As in Udipi, not all the brahmanas are connected with the main temple. There are many other subsidiary shrines and I was very lucky to find a small Narasimhadeva temple where an abhishek – a grand bathing of the deity with numerous liquids – was to be conducted that afternoon. I sponsored it and did so asking for blessings to be given to the doctor whose intervention had made it possible for me to be there at all, as well as devotees who have helped me. And there was enough time for prayer and reflection. The deity looked resplendent in blazing copper colour, Narasimha with Lakshmi seated upon His left thigh, being offered a head to toe bath of milk, yoghurt, coconut juice straight from the nut, scented water, fruit salad, honey and a shower of warm water from a container with 108 holes.
Afterwards, the young brahmana, Sudarsana Bhattar, 25, showed me the state of disrepair of the temple, the holes where the rain came in during the monsoon. He asked if I and my friends in England could help him make the repairs. The son of a brahmana, he had given up a lucrative job in Bangalore when his father, the priest at this temple, had needed him. I went to his 12th century house for hot milk and he told me that he was the latest in a line of brahmanas coming in a family line from the son of the first disciple of Ramanujacarya, one Koorathazhwan, whose body is buried in samadhi inside the temple. Sudarsana explained to me that he’d been initiated at age 12 and that his own grandfather was his guru. You can see something about this samadhi and temple at: http://www.azhwan.com
Another great attraction of this town on an island in the Kaveri River is that Sri Chaitanya stayed here throughout the four months of the monsoon season in 1510. He stayed at the home of Vyenkatta Bhatta whose baby son Gopala crawled over and sucked the Lords toe. Later, that boy would become Gopala Bhatta Goswami of the Six Goswamis of Vrindavan. Because of his feelings of separation from Jaganatha, Lord Chaitanya personally carved small deities of Jaganatha, Baladeva and Subhadra and they are still worshipped there to this day. Because it is a shrine mainly visited by followers of Srila Prabhupada, the pujari plays a tape of Prabhupada singing during our darshan.

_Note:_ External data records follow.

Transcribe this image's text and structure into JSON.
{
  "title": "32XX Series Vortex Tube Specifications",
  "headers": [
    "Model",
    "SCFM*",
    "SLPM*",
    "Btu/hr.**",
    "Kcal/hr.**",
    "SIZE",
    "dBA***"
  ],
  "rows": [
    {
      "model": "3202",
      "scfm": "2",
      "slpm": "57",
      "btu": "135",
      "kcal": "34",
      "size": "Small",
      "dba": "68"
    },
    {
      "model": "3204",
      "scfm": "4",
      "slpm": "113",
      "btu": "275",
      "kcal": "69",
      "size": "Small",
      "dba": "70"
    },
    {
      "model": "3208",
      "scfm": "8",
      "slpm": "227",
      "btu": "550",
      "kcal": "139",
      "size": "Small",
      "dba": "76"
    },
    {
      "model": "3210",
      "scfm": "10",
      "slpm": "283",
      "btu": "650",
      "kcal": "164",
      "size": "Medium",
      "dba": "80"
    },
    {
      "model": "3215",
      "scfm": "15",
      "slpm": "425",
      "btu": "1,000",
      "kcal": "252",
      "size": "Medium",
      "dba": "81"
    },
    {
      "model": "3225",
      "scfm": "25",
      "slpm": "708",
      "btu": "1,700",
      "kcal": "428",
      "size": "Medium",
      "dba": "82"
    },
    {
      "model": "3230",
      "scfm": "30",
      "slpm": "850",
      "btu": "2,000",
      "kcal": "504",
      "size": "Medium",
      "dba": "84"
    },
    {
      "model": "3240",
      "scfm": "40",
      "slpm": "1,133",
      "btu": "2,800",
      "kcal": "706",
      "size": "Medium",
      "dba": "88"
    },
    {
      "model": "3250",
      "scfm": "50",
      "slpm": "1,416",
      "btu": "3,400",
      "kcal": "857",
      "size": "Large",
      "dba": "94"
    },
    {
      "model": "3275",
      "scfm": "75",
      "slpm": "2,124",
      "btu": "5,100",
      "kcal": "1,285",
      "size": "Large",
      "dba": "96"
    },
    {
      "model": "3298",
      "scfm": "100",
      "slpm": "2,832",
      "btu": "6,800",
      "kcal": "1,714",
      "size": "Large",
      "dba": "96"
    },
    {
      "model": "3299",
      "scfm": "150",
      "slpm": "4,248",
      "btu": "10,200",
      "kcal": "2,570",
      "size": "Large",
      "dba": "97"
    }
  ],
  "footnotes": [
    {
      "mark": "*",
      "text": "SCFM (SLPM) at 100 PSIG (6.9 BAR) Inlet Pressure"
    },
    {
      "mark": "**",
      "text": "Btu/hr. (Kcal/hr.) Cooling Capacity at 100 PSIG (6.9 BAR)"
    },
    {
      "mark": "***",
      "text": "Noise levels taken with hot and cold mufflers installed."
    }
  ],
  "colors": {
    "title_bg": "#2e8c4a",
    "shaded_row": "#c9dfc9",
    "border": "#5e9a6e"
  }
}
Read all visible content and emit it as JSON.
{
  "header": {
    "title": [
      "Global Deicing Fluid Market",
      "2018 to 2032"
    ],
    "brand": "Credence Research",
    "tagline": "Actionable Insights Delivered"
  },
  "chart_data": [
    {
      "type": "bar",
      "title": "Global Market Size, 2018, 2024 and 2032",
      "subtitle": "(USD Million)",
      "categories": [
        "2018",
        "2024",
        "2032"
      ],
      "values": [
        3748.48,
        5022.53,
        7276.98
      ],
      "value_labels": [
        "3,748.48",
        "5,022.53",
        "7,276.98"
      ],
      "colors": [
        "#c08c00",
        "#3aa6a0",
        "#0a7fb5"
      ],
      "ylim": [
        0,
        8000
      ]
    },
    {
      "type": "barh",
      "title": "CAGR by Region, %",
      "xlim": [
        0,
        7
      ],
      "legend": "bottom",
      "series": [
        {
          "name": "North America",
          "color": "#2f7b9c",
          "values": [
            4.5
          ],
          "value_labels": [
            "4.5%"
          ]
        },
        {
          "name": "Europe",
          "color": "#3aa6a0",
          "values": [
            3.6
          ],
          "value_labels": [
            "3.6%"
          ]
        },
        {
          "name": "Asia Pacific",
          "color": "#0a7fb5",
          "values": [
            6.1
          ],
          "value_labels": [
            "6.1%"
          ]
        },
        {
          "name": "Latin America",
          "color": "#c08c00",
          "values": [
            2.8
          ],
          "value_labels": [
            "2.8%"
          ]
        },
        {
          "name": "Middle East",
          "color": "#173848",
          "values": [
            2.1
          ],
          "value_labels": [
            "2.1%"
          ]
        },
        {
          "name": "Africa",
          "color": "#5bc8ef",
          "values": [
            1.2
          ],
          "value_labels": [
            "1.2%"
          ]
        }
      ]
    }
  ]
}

The succession of great Vaishnava saints who lived before Ramanuja are known as the Alwars and they each sang the glories of different deities. Altogether they composed 4000 songs about 108 deities who reside in their ‘divya-deshams’. While two of those deshams are the eternal Vaikuntha and Swetadwipa, and while the majority of songs relate to Sri Rangam, there are 40 divya-deshams in Kumbhakonam, our next port of call.
We choose to visit only the largest of these temples one evening just as the sun was going down. The Chakrapani temple was built by a Chola king and, once again, it is a marvel of finely sculptured granite. A song in stone. It is once more a magnificent experience to see the shrine and a beautiful Sri Narayana lying there. We are presented not only with darshan but literally bunches of Tulasi leaves as our prasadam.
Our trip is completed in our final destination: Madras, now known by its old name of Chennai, where we do some shopping and prepare to return from 90 F temperatures to the much more temperate climate of Britain. On the flight back, as I watch the sun rise over the mountain horizon of Afghanistan, I give thanks to Krishna for kindly allowing me all the sacred sights, sounds and tastes I have experienced over the past three weeks. I pray that it is His special gift to prepare me for even more devotional service in the coming years.